Some members of the audience, who included many police officers and firefighters, said they had been drawn to the concert specifically because they were looking for new perspectives on events that have been hashed over again and again in the news media and by political leaders but that still, six months later, remain incomprehensible. Attending funerals and ceremonies beyond counting, often with the same traditional songs played over and over, has become too much to bear, said Lt. Preston Fucci of the Port Authority police. “I’m Amazing Graced out,” he said.

Greenwich Village is, of course, no longer the world capital for scruffy folkies the way it was a generation or two ago, when its walkup apartments were affordable to someone on a coffeehouse poet’s budget.
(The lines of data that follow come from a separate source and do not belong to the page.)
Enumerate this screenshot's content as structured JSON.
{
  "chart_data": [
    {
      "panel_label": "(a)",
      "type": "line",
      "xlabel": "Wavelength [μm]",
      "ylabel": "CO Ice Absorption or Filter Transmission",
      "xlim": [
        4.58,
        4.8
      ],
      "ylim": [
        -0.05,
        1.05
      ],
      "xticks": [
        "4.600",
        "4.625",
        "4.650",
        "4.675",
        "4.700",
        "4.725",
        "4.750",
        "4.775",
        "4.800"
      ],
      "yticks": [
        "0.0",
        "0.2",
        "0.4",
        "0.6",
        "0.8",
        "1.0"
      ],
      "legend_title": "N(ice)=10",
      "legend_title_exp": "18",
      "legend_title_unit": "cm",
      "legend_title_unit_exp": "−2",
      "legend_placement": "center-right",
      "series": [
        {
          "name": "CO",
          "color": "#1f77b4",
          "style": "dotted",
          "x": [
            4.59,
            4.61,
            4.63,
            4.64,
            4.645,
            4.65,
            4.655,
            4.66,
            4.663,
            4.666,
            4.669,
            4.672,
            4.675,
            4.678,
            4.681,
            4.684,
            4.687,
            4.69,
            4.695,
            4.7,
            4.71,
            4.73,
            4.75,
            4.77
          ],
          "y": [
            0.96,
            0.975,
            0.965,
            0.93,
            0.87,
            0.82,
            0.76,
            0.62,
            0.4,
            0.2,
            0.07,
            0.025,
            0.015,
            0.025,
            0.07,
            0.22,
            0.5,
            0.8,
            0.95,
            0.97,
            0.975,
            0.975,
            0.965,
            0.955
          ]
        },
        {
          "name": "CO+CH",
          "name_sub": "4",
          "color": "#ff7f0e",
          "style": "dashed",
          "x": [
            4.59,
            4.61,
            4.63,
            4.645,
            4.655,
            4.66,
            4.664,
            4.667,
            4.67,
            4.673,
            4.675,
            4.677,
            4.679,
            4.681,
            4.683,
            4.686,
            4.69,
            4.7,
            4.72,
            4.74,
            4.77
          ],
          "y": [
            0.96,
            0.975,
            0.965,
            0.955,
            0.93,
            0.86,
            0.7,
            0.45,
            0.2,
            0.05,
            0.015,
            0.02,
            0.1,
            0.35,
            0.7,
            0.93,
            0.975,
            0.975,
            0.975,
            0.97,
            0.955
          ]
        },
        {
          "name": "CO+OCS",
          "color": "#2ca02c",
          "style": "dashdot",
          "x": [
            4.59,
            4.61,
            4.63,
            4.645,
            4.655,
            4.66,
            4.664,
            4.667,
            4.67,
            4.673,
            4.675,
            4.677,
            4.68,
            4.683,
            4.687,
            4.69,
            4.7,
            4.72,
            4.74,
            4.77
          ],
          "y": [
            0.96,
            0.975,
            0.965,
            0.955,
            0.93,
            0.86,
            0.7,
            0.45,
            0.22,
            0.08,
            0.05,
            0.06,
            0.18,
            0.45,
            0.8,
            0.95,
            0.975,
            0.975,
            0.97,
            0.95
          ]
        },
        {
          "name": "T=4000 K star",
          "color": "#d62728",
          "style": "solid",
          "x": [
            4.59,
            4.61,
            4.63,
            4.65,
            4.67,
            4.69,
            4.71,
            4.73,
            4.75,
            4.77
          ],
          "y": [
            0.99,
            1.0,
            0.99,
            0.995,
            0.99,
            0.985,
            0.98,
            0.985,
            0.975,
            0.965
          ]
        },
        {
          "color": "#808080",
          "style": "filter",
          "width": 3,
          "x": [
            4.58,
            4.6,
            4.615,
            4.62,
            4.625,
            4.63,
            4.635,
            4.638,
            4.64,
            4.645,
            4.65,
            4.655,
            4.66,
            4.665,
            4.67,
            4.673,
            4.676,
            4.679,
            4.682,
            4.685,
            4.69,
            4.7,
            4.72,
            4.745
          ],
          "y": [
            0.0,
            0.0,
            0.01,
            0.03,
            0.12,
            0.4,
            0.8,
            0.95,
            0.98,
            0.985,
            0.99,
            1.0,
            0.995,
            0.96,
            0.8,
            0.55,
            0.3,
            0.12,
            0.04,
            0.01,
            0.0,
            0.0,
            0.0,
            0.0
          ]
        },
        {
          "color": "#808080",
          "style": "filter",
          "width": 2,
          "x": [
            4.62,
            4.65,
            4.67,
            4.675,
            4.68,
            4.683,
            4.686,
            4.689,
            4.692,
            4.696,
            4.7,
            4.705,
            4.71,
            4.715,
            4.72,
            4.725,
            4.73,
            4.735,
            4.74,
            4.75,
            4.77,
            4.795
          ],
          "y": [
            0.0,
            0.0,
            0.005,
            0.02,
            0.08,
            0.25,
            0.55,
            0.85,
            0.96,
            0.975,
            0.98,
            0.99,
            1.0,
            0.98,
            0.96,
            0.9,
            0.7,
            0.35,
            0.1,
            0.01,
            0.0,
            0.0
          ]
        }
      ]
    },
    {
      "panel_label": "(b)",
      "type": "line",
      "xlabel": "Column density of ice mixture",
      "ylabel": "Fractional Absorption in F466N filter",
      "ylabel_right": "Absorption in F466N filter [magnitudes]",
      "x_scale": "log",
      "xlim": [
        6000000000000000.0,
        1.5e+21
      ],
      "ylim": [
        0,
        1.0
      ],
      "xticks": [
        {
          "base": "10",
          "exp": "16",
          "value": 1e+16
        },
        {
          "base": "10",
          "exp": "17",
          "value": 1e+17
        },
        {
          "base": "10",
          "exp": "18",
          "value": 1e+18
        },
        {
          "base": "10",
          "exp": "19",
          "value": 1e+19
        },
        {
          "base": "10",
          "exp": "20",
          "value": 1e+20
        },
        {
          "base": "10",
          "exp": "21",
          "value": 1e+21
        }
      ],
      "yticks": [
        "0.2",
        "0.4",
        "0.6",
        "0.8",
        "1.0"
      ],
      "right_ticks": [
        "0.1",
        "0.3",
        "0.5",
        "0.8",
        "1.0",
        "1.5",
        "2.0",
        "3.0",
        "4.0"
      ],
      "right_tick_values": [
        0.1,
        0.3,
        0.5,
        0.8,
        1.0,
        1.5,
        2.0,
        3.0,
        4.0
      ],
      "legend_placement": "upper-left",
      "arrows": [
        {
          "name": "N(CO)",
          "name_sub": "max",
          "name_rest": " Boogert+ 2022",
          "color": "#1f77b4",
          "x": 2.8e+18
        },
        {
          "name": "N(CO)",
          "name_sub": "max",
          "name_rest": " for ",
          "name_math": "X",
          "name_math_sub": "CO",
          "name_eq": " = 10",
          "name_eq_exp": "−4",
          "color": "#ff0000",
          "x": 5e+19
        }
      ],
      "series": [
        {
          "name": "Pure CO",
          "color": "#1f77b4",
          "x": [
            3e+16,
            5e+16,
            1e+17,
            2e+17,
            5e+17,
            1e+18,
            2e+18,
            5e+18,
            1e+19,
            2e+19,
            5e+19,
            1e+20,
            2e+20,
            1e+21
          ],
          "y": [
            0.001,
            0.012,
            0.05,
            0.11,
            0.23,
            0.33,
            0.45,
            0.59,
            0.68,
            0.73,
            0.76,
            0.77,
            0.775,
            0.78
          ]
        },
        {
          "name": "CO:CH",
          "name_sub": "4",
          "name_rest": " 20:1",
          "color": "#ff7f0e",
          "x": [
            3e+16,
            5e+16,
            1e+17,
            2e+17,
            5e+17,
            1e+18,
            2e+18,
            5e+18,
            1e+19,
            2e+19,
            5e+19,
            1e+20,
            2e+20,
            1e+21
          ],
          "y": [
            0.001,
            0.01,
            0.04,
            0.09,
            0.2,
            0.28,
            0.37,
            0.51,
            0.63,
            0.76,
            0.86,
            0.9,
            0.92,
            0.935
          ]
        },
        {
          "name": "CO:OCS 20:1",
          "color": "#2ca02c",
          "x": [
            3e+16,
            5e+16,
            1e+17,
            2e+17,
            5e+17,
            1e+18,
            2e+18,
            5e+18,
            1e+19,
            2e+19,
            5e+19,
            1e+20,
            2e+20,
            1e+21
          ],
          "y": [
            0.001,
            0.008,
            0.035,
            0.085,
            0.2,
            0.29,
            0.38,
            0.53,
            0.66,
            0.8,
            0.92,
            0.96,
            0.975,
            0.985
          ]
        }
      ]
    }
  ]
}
Most of the performers on Monday live in places like Brooklyn, Queens, Staten Island and Westchester County, and most have day jobs.

But it was also clear that the old- style protest and antiestablishment songs that were the lifeblood of folk from the days of Woody Guthrie through Bob Dylan and beyond look just as dated in the world after Sept. 11 as a cold-water railroad flat.

Larry May, a 34-year-old substitute teacher from Queens, performed, for example, a song called “All American,” written with a friend, Lance Jordan, about the many virtues of a nation united, strong, and well led.

“Give our leaders strength to make the right decisions,” Mr. May sang. “We can’t ever fail armed with justice and precision.”

One of the few performers who was invited back up onto the stage for an encore was a New York City fireman, Hughie Lynch, whose song “Tomorrow,” which he wrote nearly a decade ago, has apparently become something of a Fire Department anthem. He has now performed it at more than 10 funerals, he said.

The song, written for a friend who died in a fire, is meant to express what it feels like at the front lines of a fire, and why people become firefighters.

“I turn the corner, fire’s out of control / There’s people dying—why I just don’t know,” Mr. Lynch sang. “So I reach out my hand to do all that I can so that one might live tomorrow.”

Ms. Ghent said the first time she heard the song she knew she wanted Mr. Lynch in the program. “I suddenly understood what it’s like at a fire,” she said.

Mr. Lynch said it is people’s views and feelings that have changed—the song remains the same. “Before, it was just me singing about the Fire Department,” he said.